Haas - Steuernachrichten

Ein Buchgewinn aus der Restschuldbefreiung ist im Jahr der Rechtskraft des gerichtlichen Beschlusses zu erfassen. Etwas anderes gilt, wenn der Betrieb vor Eröffnung des Insolvenzverfahrens aufgegeben wurde.

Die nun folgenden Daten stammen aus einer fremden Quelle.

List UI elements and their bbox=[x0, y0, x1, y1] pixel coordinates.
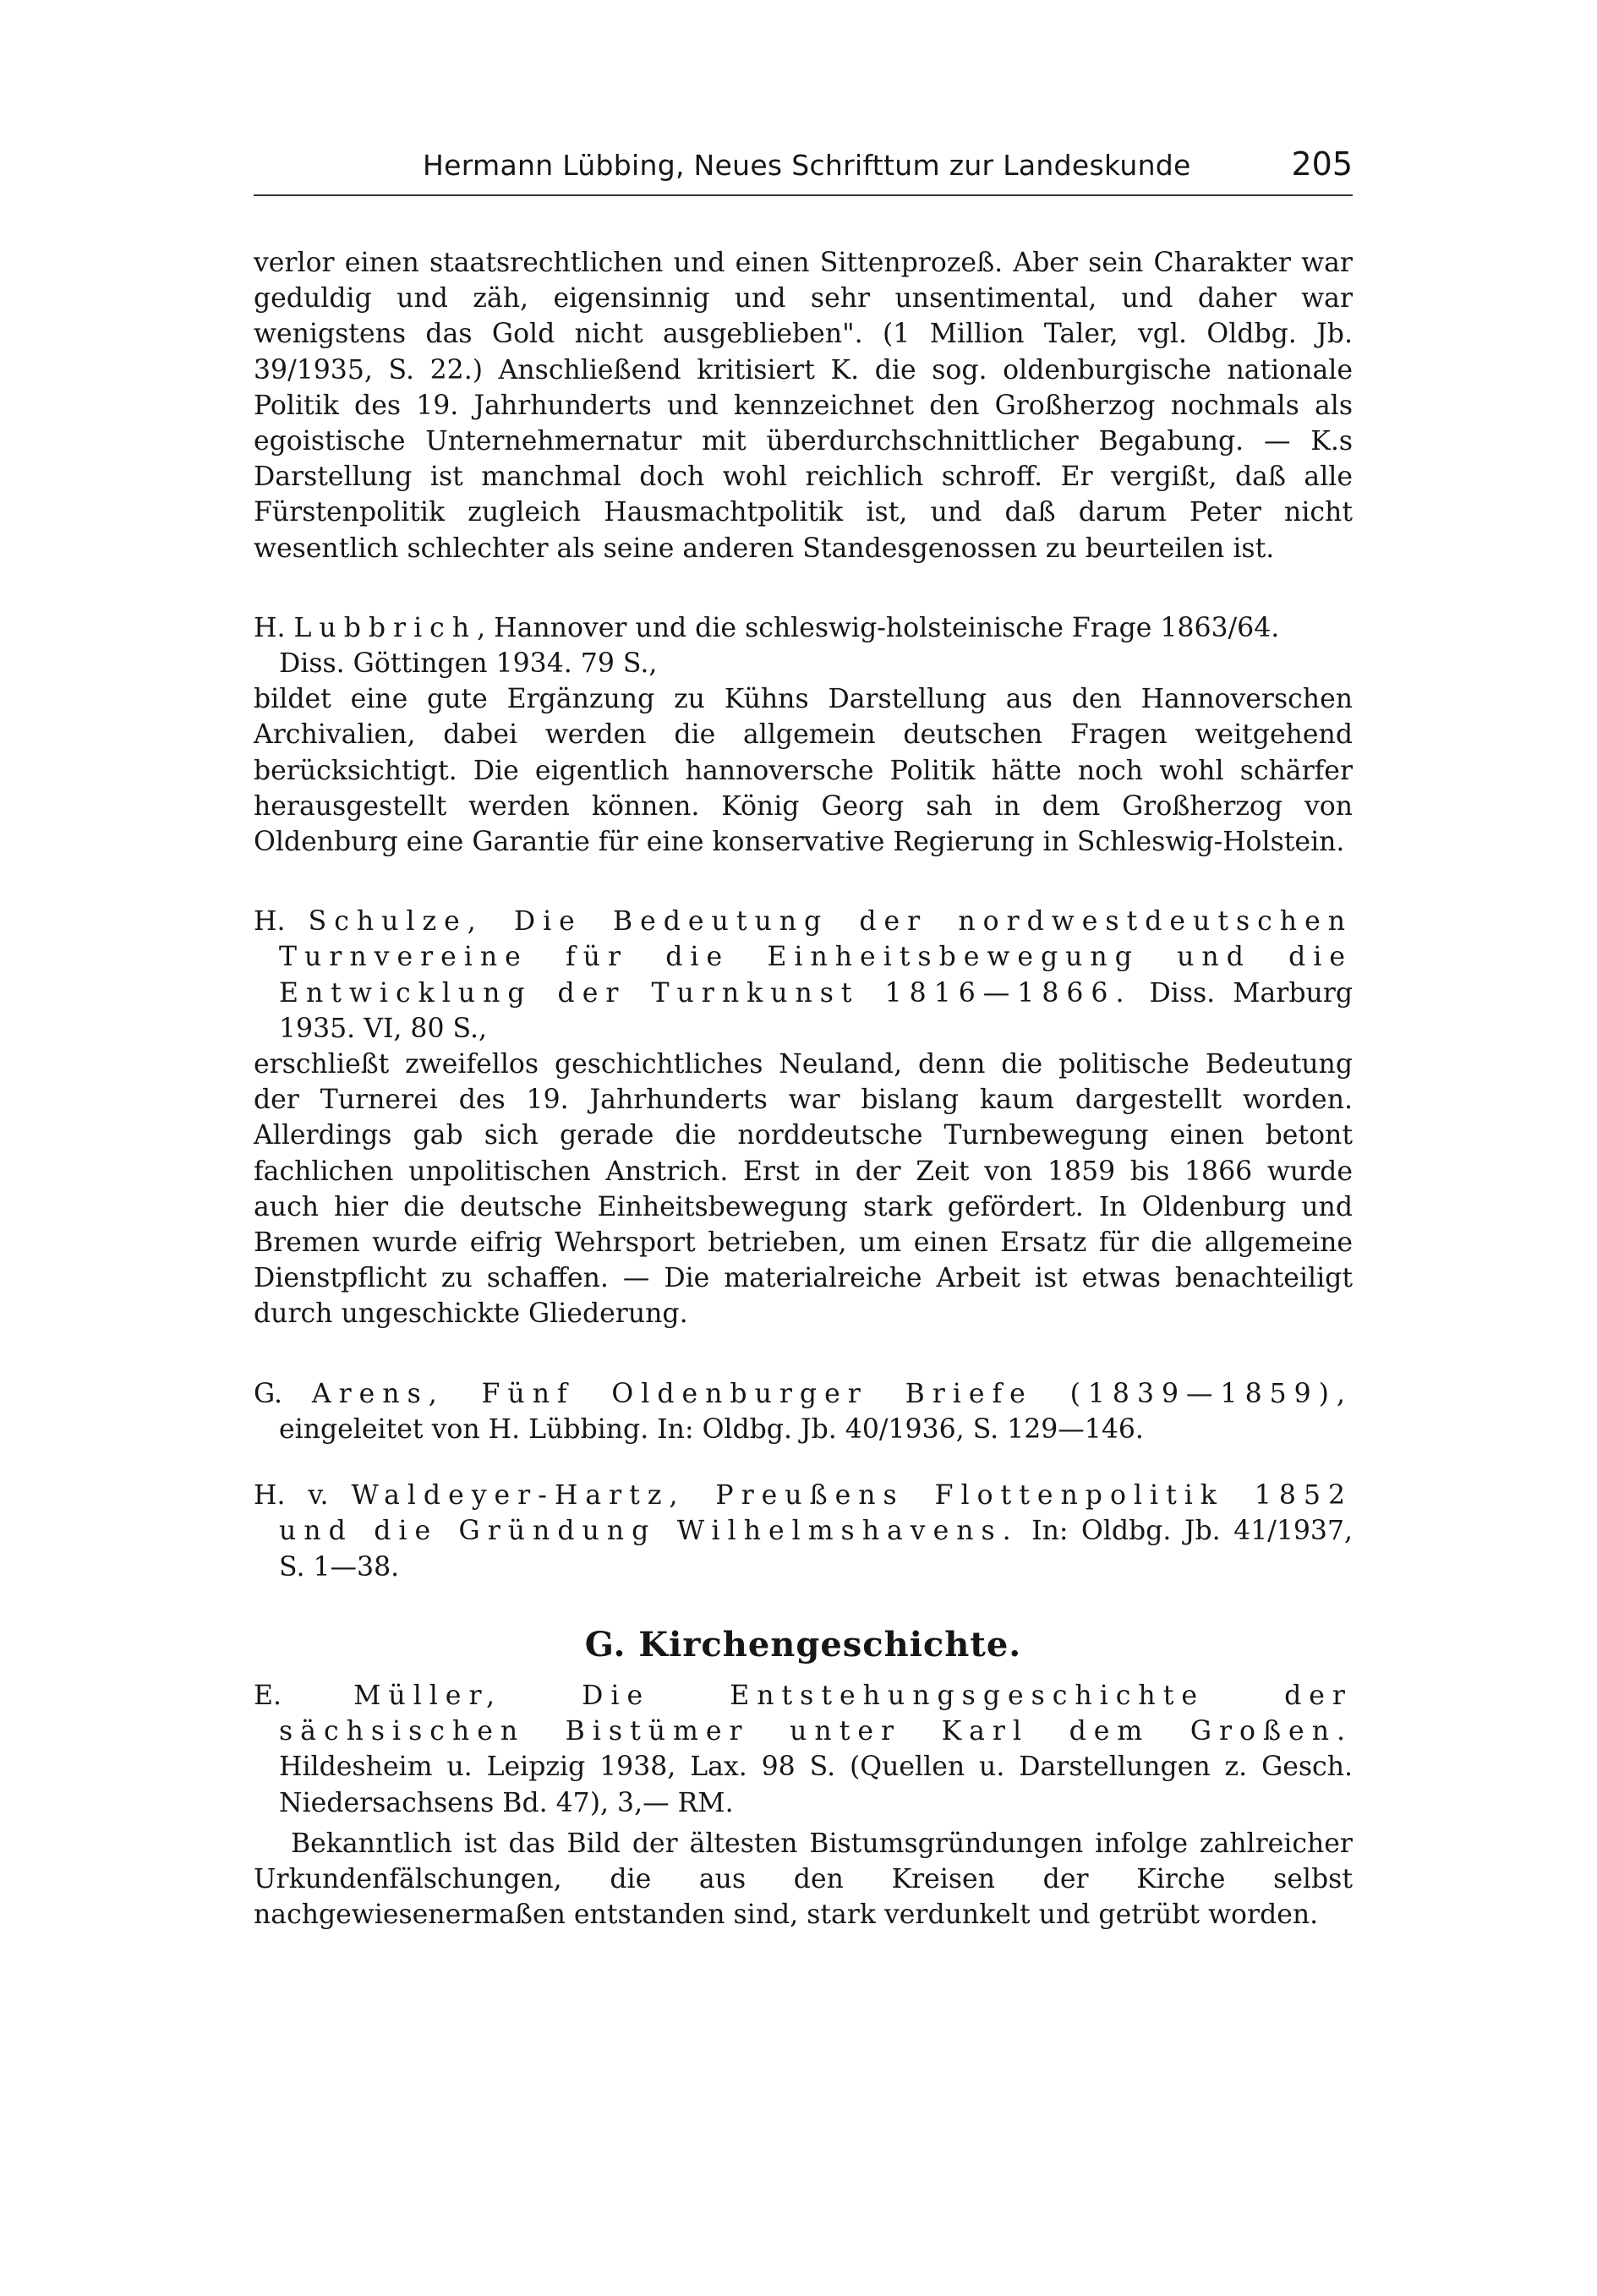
bibliography-entry-lubbrich bbox=[254, 610, 1353, 860]
author-initial: H. bbox=[254, 612, 294, 643]
bibliography-entry-waldeyer bbox=[254, 1478, 1353, 1585]
paragraph-continued: verlor einen staatsrechtlichen und einen Sittenprozeß. Aber sein Charakter war geduldig und zäh, eigensinnig und sehr unsentimental, und daher war wenigstens das Gold nicht ausgeblieben". (1 Million Taler, vgl. Oldbg. Jb. 39/1935, S. 22.) Anschließend kritisiert K. die sog. oldenburgische nationale Politik des 19. Jahrhunderts und kennzeichnet den Großherzog nochmals als egoistische Unternehmernatur mit überdurchschnittlicher Begabung. — K.s Darstellung ist manchmal doch wohl reichlich schroff. Er vergißt, daß alle Fürstenpolitik zugleich Hausmachtpolitik ist, und daß darum Peter nicht wesentlich schlechter als seine anderen Standesgenossen zu beurteilen ist. bbox=[254, 248, 1353, 564]
entry-details: Hildesheim u. Leipzig 1938, Lax. 98 S. (Quellen u. Darstellungen z. Gesch. Niedersachsens Bd. 47), 3,— RM. bbox=[279, 1752, 1353, 1818]
entry-citation bbox=[254, 1678, 1353, 1821]
entry-review: Bekanntlich ist das Bild der ältesten Bistumsgründungen infolge zahlreicher Urkundenfälschungen, die aus den Kreisen der Kirche selbst nachgewiesenermaßen entstanden sind, stark verdunkelt und getrübt worden. bbox=[254, 1828, 1353, 1931]
author-initial: E. bbox=[254, 1680, 354, 1711]
entry-citation bbox=[254, 904, 1353, 1047]
entry-details: Diss. Marburg 1935. VI, 80 S., bbox=[279, 977, 1353, 1044]
author-initial: H. v. bbox=[254, 1480, 352, 1512]
entry-review: bildet eine gute Ergänzung zu Kühns Darstellung aus den Hannoverschen Archivalien, dabei werden die allgemein deutschen Fragen weitgehend berücksichtigt. Die eigentlich hannoversche Politik hätte noch wohl schärfer herausgestellt werden können. König Georg sah in dem Großherzog von Oldenburg eine Garantie für eine konservative Regierung in Schleswig-Holstein. bbox=[254, 684, 1353, 858]
entry-details: eingeleitet von H. Lübbing. In: Oldbg. Jb. 40/1936, S. 129—146. bbox=[279, 1413, 1144, 1445]
page-number: 205 bbox=[1291, 145, 1353, 183]
entry-title: , Fünf Oldenburger Briefe (1839—1859), bbox=[428, 1378, 1353, 1409]
entry-review: erschließt zweifellos geschichtliches Neuland, denn die politische Bedeutung der Turnerei des 19. Jahrhunderts war bislang kaum dargestellt worden. Allerdings gab sich gerade die norddeutsche Turnbewegung einen betont fachlichen unpolitischen Anstrich. Erst in der Zeit von 1859 bis 1866 wurde auch hier die deutsche Einheitsbewegung stark gefördert. In Oldenburg und Bremen wurde eifrig Wehrsport betrieben, um einen Ersatz für die allgemeine Dienstpflicht zu schaffen. — Die materialreiche Arbeit ist etwas benachteiligt durch ungeschickte Gliederung. bbox=[254, 1049, 1353, 1330]
author-name: Arens bbox=[311, 1378, 429, 1409]
author-initial: H. bbox=[254, 906, 309, 938]
header-rule bbox=[254, 194, 1353, 196]
author-initial: G. bbox=[254, 1378, 312, 1409]
bibliography-entry-mueller bbox=[254, 1678, 1353, 1932]
author-name: Müller bbox=[353, 1680, 487, 1711]
running-title: Hermann Lübbing, Neues Schrifttum zur Landeskunde bbox=[423, 149, 1191, 182]
bibliography-entry-arens bbox=[254, 1376, 1353, 1447]
entry-title: , Hannover und die schleswig-holsteinische Frage 1863/64. bbox=[477, 612, 1280, 643]
page-body bbox=[254, 245, 1353, 1932]
entry-title: , Die Bedeutung der nordwestdeutschen Turnvereine für die Einheitsbewegung und die Entwicklung der Turnkunst 1816—1866. bbox=[279, 906, 1354, 1009]
bibliography-entry-schulze bbox=[254, 904, 1353, 1331]
author-name: Lubbrich bbox=[293, 612, 478, 643]
entry-title: , Die Entstehungsgeschichte der sächsischen Bistümer unter Karl dem Großen. bbox=[279, 1680, 1353, 1747]
entry-citation bbox=[254, 610, 1353, 681]
section-heading: G. Kirchengeschichte. bbox=[584, 1624, 1022, 1665]
entry-title: , Preußens Flottenpolitik 1852 und die Gründung Wilhelmshavens. bbox=[279, 1480, 1353, 1547]
page-header bbox=[254, 142, 1353, 193]
author-name: Schulze bbox=[308, 906, 468, 938]
entry-details: Diss. Göttingen 1934. 79 S., bbox=[279, 648, 658, 680]
author-name: Waldeyer-Hartz bbox=[351, 1480, 670, 1512]
entry-details: In: Oldbg. Jb. 41/1937, S. 1—38. bbox=[279, 1516, 1353, 1583]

Fällt eine betriebliche Verbindlichkeit durch eine Restschuldbefreiung aufgrund einer Verbraucherinsolvenz weg, so ist der Gewinn aus der Ausbuchung erst im Jahr der Rechtskraft des gerichtlichen Beschlusses zu erfassen. Insoweit bestätigt der BFH in diesem neuen Urteil seine bisherige Rechtsprechung.

Davon unabhängig zu betrachten sind allerdings die Auswirkungen, die sich ergeben, wenn der Betrieb vor Eröffnung des Insolvenzverfahrens aufgegeben wurde. Dazu stellt der BFH klar, dass es sich in diesem Fall bei der Restschuldbefreiung um ein rückwirkendes Ereignis handelt.

Die Erteilung der Restschuldbefreiung führt nicht zu einem Erlöschen der Verbindlichkeit des Insolvenzschuldners. Die Verbindlichkeiten werden nur in unvollkommene Verbindlichkeiten umgewandelt, deren Erfüllung von da ab freiwillig möglich ist, jedoch nicht erzwungen werden kann. Daher wirkt die Erteilung der Restschuldbefreiung auch einkommensteuerrechtlich grundsätzlich nicht zurück.

Wird nun aber der Betrieb vor Eröffnung des Insolvenzverfahrens eingestellt,  hat ein Unternehmer eine Betriebsaufgabebilanz zu erstellen. Die in dieser Bilanz ausgewiesenen Verbindlichkeiten sind aufgrund der erteilten Restschuldbefreiung auszubuchen - und zwar rückwirkend.